Qu’est-ce que la souveraineté?

jeudi, 13.08.2020

Jacques Neirynck*

Jacques Neirynck

Et d’abord qu’est-ce qu’un pays? L’expression de la volonté d’un peuple qui veut vivre ensemble en affirmant sa souveraineté. A ce point de vue, tous les pays ne se valent pas. Les uns feignent d’être l’expression de la volonté du peuple, qu’ils oppriment. D’autres sont fondés sur le vouloir de la Nation. Plus ou moins.

Du point de vue économique, les démocraties réussissaient systématiquement mieux que les dictatures, parce que chacun s’y sentait tenu de gagner sa vie. Depuis le réveil de la Chine, il n’est plus tellement sûr que les démocraties jouissent encore de cette exclusivité. On vient à en douter. C’est dangereux. L’injonction de Berthold Brecht met en garde: Erst kommt das Fressen, dann kommt die Moral. Certains peuples peuvent être tentés de troquer leur liberté contre une société d’abondance, de croire que c’est l’un ou l’autre.

La souveraineté de la Suisse se décline dans deux propositions: les Suisses sont souverains chez eux; ils s’abstiennent de toute interférence avec la souveraineté des autres. Enfin, à peu près. C’est un idéal qui souffre certaines entorses.

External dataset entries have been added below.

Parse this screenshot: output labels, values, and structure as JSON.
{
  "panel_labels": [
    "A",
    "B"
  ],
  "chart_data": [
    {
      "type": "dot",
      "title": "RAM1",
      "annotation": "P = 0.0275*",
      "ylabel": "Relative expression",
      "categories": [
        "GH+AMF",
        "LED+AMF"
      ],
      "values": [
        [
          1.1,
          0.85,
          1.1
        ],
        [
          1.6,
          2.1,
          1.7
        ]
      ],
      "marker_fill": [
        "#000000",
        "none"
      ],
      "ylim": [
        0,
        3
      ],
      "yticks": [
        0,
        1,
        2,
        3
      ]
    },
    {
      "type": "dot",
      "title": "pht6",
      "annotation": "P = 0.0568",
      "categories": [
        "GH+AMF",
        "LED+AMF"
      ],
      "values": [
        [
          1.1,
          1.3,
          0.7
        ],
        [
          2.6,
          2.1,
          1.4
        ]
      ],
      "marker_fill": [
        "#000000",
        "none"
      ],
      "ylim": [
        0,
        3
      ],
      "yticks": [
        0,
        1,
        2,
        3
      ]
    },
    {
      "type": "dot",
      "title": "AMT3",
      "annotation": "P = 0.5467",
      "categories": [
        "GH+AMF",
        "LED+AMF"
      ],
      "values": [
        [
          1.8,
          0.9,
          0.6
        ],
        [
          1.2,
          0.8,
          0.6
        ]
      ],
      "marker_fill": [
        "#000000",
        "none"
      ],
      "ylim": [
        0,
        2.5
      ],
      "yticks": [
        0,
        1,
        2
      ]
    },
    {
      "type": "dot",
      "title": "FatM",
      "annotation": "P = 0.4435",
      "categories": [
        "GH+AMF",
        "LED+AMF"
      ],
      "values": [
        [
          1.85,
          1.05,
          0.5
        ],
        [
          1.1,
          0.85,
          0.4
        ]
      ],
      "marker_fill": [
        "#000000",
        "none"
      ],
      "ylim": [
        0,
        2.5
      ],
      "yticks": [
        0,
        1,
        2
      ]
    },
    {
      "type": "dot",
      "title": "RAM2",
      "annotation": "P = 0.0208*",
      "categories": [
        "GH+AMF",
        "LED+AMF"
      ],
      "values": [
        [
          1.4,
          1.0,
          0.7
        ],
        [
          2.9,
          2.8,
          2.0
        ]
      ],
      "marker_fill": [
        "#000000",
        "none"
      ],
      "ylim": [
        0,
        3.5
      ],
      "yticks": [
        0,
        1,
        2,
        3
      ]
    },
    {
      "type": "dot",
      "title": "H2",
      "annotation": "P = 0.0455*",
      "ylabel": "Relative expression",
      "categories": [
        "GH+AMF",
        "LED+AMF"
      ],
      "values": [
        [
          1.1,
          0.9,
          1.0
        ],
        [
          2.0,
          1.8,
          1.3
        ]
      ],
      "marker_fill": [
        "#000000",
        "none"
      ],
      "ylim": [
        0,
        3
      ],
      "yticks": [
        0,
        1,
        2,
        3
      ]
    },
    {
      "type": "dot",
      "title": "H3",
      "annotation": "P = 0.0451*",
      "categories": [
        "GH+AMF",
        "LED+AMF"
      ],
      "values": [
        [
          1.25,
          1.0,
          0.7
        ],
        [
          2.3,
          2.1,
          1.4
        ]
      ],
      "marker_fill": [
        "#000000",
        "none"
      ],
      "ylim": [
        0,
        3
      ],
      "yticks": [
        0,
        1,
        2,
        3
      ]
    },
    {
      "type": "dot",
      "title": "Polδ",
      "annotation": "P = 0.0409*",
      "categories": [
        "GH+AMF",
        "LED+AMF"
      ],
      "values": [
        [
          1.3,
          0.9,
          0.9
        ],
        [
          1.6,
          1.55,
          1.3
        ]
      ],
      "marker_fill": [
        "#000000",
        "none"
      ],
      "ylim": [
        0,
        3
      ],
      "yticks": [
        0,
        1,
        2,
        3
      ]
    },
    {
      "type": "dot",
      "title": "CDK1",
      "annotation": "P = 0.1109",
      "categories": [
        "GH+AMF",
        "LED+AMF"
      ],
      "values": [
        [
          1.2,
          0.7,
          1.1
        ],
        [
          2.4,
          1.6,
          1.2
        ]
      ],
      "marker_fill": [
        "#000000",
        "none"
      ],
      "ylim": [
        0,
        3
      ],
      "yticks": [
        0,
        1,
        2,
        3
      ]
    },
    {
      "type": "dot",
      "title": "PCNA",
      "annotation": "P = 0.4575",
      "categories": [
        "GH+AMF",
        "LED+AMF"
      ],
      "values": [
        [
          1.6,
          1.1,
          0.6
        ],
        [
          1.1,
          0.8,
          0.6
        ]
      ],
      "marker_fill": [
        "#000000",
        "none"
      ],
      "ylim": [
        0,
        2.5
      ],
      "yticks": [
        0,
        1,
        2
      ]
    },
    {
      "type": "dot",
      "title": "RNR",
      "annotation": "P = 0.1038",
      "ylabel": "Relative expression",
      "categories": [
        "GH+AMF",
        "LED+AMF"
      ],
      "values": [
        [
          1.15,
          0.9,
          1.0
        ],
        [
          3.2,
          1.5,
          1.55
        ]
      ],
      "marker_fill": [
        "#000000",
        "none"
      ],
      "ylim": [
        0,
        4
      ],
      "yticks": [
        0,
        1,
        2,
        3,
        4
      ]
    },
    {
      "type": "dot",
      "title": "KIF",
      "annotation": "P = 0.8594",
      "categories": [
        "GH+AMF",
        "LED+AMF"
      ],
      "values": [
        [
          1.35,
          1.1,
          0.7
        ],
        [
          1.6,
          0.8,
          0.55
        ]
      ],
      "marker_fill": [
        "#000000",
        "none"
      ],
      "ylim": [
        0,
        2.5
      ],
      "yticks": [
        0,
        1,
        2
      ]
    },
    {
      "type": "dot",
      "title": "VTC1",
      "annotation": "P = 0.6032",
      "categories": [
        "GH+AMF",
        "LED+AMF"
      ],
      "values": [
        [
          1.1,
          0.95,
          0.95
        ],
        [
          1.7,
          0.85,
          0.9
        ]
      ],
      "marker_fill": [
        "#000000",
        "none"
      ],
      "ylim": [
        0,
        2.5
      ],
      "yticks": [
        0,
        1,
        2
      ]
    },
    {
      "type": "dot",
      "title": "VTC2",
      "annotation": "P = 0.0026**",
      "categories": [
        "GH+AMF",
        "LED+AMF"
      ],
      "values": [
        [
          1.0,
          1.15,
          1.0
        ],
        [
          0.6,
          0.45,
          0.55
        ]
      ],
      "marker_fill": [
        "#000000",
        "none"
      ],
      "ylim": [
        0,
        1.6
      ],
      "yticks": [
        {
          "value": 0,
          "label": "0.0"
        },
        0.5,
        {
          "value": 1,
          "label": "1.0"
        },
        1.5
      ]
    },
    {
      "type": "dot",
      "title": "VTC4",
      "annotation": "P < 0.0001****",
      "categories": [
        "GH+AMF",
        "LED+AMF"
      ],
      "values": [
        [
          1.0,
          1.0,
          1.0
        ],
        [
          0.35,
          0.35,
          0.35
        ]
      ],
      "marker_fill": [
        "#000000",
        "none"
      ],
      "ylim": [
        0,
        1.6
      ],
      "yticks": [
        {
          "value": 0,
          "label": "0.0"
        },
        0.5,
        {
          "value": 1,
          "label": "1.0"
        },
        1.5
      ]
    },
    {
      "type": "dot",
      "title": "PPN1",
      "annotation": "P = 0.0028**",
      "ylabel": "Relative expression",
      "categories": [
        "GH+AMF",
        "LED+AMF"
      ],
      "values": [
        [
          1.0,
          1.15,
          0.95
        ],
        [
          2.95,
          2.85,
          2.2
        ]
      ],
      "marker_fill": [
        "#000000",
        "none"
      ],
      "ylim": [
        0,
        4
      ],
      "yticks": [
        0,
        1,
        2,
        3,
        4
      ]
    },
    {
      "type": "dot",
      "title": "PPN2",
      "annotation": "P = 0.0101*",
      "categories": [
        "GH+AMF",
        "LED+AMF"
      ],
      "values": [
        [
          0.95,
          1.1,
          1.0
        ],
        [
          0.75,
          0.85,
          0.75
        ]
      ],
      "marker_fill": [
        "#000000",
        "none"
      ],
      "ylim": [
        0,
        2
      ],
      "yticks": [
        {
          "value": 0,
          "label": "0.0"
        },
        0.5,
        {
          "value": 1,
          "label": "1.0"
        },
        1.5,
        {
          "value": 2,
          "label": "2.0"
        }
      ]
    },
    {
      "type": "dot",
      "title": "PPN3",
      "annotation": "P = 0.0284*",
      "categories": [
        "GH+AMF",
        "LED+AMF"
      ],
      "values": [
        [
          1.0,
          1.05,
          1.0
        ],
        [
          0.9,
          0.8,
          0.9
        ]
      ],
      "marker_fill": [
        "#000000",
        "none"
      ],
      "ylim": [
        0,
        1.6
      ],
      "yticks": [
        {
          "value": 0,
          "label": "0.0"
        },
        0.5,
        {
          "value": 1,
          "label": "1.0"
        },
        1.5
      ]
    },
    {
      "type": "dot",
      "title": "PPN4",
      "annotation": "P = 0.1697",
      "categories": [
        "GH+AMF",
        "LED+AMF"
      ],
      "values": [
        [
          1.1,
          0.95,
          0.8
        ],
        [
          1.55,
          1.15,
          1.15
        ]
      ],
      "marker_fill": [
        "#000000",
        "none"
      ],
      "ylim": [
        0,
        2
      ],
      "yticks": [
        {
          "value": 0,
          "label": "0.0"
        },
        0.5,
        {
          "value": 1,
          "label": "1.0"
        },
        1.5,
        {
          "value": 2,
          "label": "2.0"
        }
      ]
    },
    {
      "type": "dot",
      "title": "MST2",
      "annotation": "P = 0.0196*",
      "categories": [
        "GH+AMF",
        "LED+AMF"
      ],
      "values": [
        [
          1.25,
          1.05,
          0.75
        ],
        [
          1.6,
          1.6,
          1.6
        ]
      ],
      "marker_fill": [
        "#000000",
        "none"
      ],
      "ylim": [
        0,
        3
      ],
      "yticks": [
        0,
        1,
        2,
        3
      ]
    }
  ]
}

Car, la pandémie a mis à mal cette position. Il n’est pas possible de la maîtriser si le virus circule librement ailleurs, sauf à placer des barbelés sur tous les accès au pays. Cependant la pandémie a crûment révélé une faille bien cachée de la souveraineté: la pénurie en Suisse d’équipement médical, masques, surblouses, respirateurs, médicaments. Cette dernière pénurie est paradoxale dans un pays réputé pour ses firmes pharmaceutiques. La souveraineté sanitaire du pays fut délibérément sacrifiée aux impératifs financiers, sans que personne en soit responsable, sinon les automatismes du marché. Si cela coûte moins cher de fabriquer des molécules de base en Chine, on cède à cette tentation. Si les masques chinois coûtent moins cher que ceux fabriqués en Suisse ou même en Europe, on leur concède ce marché.

Après cette leçon payée par des morts (combien?), la souveraineté de la Suisse signifie d’être toujours fournie en produits de première nécessité, de ne pas se reposer sur des fournisseurs étrangers, surtout d’autres continents. La souveraineté, c’est d’abord produire sur le sol national tout ce dont on a un besoin pressant. 

A commencer par l’alimentation dont nous ne produisons que la moitié: existe-t-il un plan B qui permettrait, en cas de catastrophe climatique subite, de produire en Suisse plus de céréales et moins de viande, d’irriguer les champs en cas de sécheresse? Si l’extraction de pétrole doit être réduite ou supprimée devant une urgence climatique, comment satisfaire nos besoins en énergie? Ne serait-il pas grand temps d’installer des cellules photovoltaïques, des éoliennes, des pompes à chaleur avant d’y être obligés dans l’urgence?Une souveraineté réaliste se décline donc selon la formulation de Berthold Brecht: d’abord assurer les besoins vitaux, ensuite agiter le drapeau. Quelle armée pour quelles missions: des avions, des chars, des canons?

Quelle est la plus grande menace: une invasion du territoire ou de nos systèmes informatiques? Quelle agriculture pour quel horizon: des vaches ou du blé? Quelle médecine pour quels patients et à quel coût? Quelle relation internationale pour quelle souveraineté?